This post is a part of the AI-901: Microsoft Azure AI Fundamentals Exam Prep Hub.
This topic falls under these sections:
Implement AI solutions by using Microsoft Foundry (55–60%)
--> Implement AI solutions with computer vision and image-generation capabilities by using Foundry
--> Interpret visual input in prompts by using a deployed multimodal model
Note that there are 10 practice questions (with answers and explanations) for each section to help you solidify your knowledge of the material. Also, there are 2 practice tests with 60 questions each available on the hub below the exam topics section.
Modern AI systems are increasingly capable of understanding not only text and speech, but also visual information such as images and videos. Multimodal AI models combine multiple forms of input to generate intelligent responses and insights.
For the AI-901 certification exam, candidates should understand the foundational concepts behind interpreting visual input in prompts by using deployed multimodal models through Microsoft Azure AI Foundry and related Azure AI services.
This topic falls under the “Implement AI solutions with computer vision and image-generation capabilities by using Foundry” section of the AI-901 exam objectives.
What Is a Multimodal Model?
A multimodal model is an AI model capable of processing multiple types of input and output.
These modalities may include:
- Text
- Images
- Speech/audio
- Video
Multimodal models can combine information across different input types to generate responses.
What Is Visual Input?
Visual input refers to image or video data provided to an AI system.
Examples include:
- Photographs
- Screenshots
- Documents
- Charts
- Diagrams
- Videos
Example Visual Prompt
A user uploads a photo and asks:
“What objects are visible in this image?”
The AI analyzes the visual content and generates a response.
Computer Vision
Computer vision is the field of AI focused on enabling systems to interpret and understand visual information.
Computer vision tasks include:
- Image classification
- Object detection
- Facial analysis
- Optical character recognition (OCR)
- Image captioning
Azure AI Vision
Azure AI Vision provides computer vision capabilities in Azure.
Features include:
- Image analysis
- OCR
- Object detection
- Image captioning
- Face-related analysis
Azure AI Foundry
Azure AI Foundry provides tools for building and managing multimodal AI applications.
Developers can:
- Deploy AI models
- Test prompts
- Analyze images
- Build AI-powered apps
Deployed Models
A deployed model is an AI model made available for real-time use through a cloud endpoint.

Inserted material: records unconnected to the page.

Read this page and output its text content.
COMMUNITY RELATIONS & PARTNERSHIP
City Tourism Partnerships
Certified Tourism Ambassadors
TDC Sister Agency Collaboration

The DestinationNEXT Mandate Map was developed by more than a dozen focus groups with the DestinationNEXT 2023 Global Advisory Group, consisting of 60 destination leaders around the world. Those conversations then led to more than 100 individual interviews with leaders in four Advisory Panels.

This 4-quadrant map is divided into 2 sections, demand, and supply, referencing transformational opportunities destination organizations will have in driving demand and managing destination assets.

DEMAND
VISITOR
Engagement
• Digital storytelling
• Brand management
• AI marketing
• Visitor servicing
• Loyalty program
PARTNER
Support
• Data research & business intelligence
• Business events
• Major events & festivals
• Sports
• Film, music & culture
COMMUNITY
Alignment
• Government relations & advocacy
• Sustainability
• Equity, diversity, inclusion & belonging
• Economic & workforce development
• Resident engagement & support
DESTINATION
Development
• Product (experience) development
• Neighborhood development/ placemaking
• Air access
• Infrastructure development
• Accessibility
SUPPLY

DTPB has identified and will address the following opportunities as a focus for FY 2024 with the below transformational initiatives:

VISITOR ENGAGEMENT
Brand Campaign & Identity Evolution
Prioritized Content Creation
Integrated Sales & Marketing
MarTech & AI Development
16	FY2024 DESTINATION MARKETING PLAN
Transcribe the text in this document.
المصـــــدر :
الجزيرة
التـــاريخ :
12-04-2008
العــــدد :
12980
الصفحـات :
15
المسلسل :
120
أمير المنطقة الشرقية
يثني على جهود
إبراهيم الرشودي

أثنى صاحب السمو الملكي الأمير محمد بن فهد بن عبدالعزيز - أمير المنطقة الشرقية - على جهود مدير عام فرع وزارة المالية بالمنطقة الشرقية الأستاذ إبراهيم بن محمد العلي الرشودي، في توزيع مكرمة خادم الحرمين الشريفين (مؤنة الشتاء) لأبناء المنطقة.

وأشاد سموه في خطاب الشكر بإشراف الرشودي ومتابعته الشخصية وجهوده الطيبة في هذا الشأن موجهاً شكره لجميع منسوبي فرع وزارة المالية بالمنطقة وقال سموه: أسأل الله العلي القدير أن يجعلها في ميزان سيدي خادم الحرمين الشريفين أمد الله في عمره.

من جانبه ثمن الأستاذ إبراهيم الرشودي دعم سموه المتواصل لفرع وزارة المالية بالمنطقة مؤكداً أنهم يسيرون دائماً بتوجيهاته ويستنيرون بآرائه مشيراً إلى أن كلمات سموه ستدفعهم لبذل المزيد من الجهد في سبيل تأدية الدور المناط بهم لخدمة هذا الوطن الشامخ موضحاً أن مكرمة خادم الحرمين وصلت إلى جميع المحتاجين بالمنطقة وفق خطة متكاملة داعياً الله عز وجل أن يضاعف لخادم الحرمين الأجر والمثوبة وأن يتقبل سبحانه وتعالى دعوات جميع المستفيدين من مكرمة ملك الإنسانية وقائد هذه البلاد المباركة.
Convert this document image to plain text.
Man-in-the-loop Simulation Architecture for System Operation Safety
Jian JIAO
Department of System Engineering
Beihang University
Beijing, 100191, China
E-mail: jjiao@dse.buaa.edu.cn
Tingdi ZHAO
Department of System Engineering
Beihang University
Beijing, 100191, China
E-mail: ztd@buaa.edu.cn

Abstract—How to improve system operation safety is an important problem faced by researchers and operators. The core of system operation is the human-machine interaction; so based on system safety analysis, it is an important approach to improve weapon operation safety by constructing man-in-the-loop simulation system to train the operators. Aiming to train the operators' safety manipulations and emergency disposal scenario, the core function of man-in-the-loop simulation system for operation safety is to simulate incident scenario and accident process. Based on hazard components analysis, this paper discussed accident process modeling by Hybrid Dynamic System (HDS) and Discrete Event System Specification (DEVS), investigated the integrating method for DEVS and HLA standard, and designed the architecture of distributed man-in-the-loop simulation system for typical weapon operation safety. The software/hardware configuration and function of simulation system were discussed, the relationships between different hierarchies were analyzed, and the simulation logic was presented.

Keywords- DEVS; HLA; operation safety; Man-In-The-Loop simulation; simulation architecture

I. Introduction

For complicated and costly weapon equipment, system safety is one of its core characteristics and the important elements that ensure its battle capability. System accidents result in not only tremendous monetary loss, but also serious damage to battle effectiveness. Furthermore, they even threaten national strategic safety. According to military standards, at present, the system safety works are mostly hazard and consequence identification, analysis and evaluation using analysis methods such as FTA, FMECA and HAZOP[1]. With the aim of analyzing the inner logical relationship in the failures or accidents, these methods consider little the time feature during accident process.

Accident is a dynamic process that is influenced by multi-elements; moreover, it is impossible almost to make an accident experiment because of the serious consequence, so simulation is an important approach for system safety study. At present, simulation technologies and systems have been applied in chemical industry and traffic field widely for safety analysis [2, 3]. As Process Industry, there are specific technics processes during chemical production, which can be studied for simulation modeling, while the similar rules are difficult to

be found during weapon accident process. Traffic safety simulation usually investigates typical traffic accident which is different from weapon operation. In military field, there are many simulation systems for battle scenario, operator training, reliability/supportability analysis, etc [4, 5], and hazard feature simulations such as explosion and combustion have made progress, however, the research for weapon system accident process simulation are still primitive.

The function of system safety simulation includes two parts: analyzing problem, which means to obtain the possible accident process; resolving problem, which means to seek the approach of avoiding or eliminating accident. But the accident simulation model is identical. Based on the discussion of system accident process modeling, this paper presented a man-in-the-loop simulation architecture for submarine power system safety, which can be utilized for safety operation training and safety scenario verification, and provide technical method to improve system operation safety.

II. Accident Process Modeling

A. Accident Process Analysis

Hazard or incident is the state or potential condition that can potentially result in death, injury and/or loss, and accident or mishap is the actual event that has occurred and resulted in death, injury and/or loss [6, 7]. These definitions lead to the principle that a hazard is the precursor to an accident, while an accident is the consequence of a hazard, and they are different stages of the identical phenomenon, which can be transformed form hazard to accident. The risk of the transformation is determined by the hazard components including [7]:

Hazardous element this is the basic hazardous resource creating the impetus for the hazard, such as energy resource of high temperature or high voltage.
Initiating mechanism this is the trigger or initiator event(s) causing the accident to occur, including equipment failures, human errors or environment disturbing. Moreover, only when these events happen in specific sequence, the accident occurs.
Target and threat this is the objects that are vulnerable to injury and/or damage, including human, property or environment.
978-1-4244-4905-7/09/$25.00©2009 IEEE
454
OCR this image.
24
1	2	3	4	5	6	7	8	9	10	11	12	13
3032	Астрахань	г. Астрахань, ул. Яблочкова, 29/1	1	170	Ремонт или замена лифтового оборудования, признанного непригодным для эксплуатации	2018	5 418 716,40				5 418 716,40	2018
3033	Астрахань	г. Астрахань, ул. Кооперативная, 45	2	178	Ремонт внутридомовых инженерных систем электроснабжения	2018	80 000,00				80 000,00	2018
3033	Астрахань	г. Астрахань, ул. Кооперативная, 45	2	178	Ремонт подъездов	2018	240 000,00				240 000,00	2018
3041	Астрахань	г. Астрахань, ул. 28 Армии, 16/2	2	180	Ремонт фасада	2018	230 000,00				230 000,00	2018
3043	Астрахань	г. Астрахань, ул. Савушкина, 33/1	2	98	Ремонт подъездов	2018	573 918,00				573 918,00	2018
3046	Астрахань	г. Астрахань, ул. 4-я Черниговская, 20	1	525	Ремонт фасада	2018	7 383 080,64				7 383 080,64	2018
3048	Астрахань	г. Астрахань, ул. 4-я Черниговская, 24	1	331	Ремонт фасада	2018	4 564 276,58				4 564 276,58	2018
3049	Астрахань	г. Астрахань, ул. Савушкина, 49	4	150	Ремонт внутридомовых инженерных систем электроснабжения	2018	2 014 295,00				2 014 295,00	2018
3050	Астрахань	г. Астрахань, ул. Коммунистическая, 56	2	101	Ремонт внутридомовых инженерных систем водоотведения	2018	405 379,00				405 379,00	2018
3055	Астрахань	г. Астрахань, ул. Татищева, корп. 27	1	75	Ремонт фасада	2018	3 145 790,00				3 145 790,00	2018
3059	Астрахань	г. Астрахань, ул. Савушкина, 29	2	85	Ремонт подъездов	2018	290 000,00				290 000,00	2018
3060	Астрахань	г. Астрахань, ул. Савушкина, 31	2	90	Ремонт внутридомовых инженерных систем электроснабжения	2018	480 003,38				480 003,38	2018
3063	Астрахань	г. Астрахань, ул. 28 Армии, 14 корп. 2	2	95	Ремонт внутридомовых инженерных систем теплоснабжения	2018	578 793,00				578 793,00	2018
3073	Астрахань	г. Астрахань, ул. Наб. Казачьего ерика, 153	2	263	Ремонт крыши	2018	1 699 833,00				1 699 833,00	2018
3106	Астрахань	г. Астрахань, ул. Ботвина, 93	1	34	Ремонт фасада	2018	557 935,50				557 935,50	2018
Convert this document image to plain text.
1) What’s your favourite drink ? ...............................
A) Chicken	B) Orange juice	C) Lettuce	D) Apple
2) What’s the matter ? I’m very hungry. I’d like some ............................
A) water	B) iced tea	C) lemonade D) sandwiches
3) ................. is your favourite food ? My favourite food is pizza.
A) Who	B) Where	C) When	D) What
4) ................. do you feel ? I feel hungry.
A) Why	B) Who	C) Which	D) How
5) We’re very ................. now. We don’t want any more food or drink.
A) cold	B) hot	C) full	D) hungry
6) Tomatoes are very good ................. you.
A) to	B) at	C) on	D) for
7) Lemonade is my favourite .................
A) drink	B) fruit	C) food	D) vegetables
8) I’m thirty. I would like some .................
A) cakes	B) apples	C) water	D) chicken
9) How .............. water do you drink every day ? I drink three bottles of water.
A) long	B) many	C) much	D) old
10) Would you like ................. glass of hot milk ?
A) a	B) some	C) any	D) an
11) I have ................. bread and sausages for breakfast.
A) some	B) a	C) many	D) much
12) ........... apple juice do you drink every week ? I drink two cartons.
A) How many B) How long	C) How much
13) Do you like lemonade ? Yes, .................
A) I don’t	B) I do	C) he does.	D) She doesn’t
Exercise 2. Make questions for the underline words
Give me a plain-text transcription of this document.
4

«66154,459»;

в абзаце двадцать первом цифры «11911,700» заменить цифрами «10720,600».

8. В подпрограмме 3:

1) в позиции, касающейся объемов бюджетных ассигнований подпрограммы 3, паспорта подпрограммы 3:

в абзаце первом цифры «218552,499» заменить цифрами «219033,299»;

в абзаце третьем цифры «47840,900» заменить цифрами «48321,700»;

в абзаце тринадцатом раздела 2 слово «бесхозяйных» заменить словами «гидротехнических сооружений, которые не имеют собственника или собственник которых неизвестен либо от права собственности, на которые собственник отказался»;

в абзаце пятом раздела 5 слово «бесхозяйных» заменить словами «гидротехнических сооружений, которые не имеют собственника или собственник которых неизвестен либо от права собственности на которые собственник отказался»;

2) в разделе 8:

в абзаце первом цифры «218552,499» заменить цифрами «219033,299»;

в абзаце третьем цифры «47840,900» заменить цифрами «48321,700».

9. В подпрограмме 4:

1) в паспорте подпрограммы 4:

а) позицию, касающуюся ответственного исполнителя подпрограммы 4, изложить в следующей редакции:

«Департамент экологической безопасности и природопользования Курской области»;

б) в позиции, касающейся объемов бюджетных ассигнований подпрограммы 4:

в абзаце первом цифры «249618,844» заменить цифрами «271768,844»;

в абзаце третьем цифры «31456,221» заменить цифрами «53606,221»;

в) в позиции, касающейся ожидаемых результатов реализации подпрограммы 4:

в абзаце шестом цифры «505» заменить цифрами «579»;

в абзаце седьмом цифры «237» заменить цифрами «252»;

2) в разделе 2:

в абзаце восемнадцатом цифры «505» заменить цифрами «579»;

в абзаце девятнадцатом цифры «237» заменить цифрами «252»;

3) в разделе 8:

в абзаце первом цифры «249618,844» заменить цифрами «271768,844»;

Applications communicate with deployed models using APIs.
Visual Prompt Workflow
A common workflow includes:
- User uploads image
- Application sends image to multimodal model
- Model analyzes visual content
- Model generates response
- Application displays results
Example Workflow
User Uploads Image
A photo of a dog playing in a park
User Prompt
“Describe this image.”
AI Response
“A brown dog is running through a grassy park.”
Image Classification
Image classification identifies the primary category of an image.
Example
Image
Picture of a cat
Classification
“Cat”
Object Detection
Object detection identifies and locates multiple objects within an image.
Example
Image
Street scene
Detected Objects
- Car
- Bicycle
- Traffic light
- Pedestrian
Optical Character Recognition (OCR)
OCR extracts text from images or scanned documents.
Example
Image
Photo of a receipt
Extracted Text
- Store name
- Total amount
- Date
Image Captioning
Image captioning generates natural-language descriptions of images.
Example
Image
A child flying a kite
Caption
“A child flying a colorful kite in a field.”
Visual Question Answering
Some multimodal models can answer questions about images.
Example
Prompt
“How many people are in the image?”
The model analyzes the image and generates an answer.
Combining Text and Images
Multimodal systems often combine:
- Text prompts
- Visual input
This improves contextual understanding.
Example
Image
A restaurant menu
Prompt
“Which item appears to be vegetarian?”
The AI analyzes both the image and the prompt together.
APIs and Endpoints
Applications communicate with deployed multimodal models through:
- APIs
- Endpoints
These allow images and prompts to be submitted programmatically.
Authentication
Applications must securely authenticate before accessing Azure AI services.
Common methods include:
- API keys
- Azure credentials
- Managed identities
User Interface Components
A lightweight visual AI application may include:
- Image upload area
- Prompt input box
- Results display
- Image preview
Real-Time Processing
Many multimodal applications support near real-time image analysis.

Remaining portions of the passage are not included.